Setelah merasa aku mulai bisa menguasainya meskipun belum canggih benar, aku mengontak Kristin. “ Bagaimana kalau aku mencoba menterapi penurunan berat badan. Ini ilmu baru yang belum pernah aku praktekkan. Tapi kalau Juli tidak keberatan dan mau jadi kelinci percobaan aku akan coba ke dia,” kata ku.
“Nah ini cocok, “ kata Kristin bersemangat.

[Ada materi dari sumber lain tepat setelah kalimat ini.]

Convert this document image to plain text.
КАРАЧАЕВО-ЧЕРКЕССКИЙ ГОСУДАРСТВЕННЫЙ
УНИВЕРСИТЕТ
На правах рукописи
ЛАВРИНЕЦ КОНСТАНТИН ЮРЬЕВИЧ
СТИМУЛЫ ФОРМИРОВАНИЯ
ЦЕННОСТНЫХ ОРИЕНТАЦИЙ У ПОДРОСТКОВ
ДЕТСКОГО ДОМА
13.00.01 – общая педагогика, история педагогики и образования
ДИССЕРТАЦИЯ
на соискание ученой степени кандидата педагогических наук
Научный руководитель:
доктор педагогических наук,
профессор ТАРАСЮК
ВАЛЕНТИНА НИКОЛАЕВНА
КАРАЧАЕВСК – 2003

“Eh tapi soal nafsunya itu, gimana apa bisa diterapi juga,” katanya kemudian penuh ragu.
“ Ah itu sih gak perlu diterapi, biar aku saja yang nampung,” kataku sambil senyum-senyum.
“Ah lu emang gila, apa nggak takut gempor, emang lu payah becanda mulu, sekali-kali serius napa,” kata Kristin.

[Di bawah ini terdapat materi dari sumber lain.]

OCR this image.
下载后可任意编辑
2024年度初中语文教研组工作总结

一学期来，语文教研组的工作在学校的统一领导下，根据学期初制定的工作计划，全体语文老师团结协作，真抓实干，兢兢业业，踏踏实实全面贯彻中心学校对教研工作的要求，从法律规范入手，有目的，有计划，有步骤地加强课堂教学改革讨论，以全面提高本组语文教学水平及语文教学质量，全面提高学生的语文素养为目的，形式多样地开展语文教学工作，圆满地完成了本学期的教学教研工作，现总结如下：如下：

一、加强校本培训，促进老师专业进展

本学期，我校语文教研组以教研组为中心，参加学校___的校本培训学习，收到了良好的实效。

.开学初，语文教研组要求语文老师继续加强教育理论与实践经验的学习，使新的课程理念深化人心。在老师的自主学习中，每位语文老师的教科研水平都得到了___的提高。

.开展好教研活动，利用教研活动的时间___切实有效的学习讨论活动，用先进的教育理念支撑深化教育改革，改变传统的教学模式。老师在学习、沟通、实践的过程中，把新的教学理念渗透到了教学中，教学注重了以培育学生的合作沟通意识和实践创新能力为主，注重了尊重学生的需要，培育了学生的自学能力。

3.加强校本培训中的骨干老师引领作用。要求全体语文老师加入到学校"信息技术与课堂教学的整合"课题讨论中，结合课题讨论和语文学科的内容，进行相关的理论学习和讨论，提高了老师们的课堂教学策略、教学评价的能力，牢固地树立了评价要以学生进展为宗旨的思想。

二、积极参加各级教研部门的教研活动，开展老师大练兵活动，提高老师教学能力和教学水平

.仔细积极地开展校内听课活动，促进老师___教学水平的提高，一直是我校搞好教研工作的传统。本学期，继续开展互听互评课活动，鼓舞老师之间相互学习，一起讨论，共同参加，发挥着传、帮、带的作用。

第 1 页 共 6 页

Kristin tidak sabar ingin segera menyampaikan kabar baik itu kepada Juli. Dia bergegas ke kamar Juli. Tidak kusadari berapa lama mereka berdua berunding. Yang jelas malam itu tinggal aku sendiri yang berada di ruang tengah menonton pertandingan bola.
“Jay,” aku mendengar suaru lirih, ternyata asalnya dari Kristin. Dia mendekat dan berkata setengah berbisik, “Juli mau diterapi untuk kurus, kalau pun nggak berhasil nggak pa-pa. Dia siap jadi kelinci percobaan lu, “ kata Kristin.
“Eh tapi jangan disinggung-singgung soal nafsu sexnya ya, itu dia minta dirahasiakan sekali, awas lu,” kata Kristin.
“Ok bos, siap melaksanakan tugas,” jawabku sambil berdiri.
“Sekarang bisa,” tanya Kristin lagi.
“Siap,” kata ku.
Diambilnya remote TV lalu dimatikan dan aku digelandang masuk ke kamar Juli. Di kamar itu Juli sedang bengong duduk di tempat tidur. “Apakah dia berharap juga bahwa malam ini aku memulai terapinya,” kata ku bertanya dalam hati.
Aku duduk dikursi berhadapan dengan Juli. Aku katakan bahwa terapi menguruskan badan ini belum tentu berhasil. Soalnya aku belum pernah melakukakannya dan disamping itu harus ada kerjasama dengan yang diterapi. Juli mengangguk-angguk dan bisa memahami. Kristin yang duduk di samping Juli mendesak temannya agar menuruti apa yang kuminta, maksudnya menuruti apa yang kunasehati.
Juli mengaku beratnya 85 kg, tinggi 160 cm, umur 24 tahun. Idealnya dia harus menurunkan 25 sampai 30 kg. Ini bukan pekerjaan ringan pikirku. Namun kalau aku berhasil ini adalah investasi besar.
Aku meminta Juli terbuka dengan ku, maksudnya mengenai pola hidupnya dan pola makannya. Ini akan sangat membantu aku menemukan cara terbaik dan aman menurunkan berat badannya. Dia mengaku suka ngemil. Memang makannya tidak banyak. Porsinya sedikit, tetapi sulit menahan selera melihat jajanan.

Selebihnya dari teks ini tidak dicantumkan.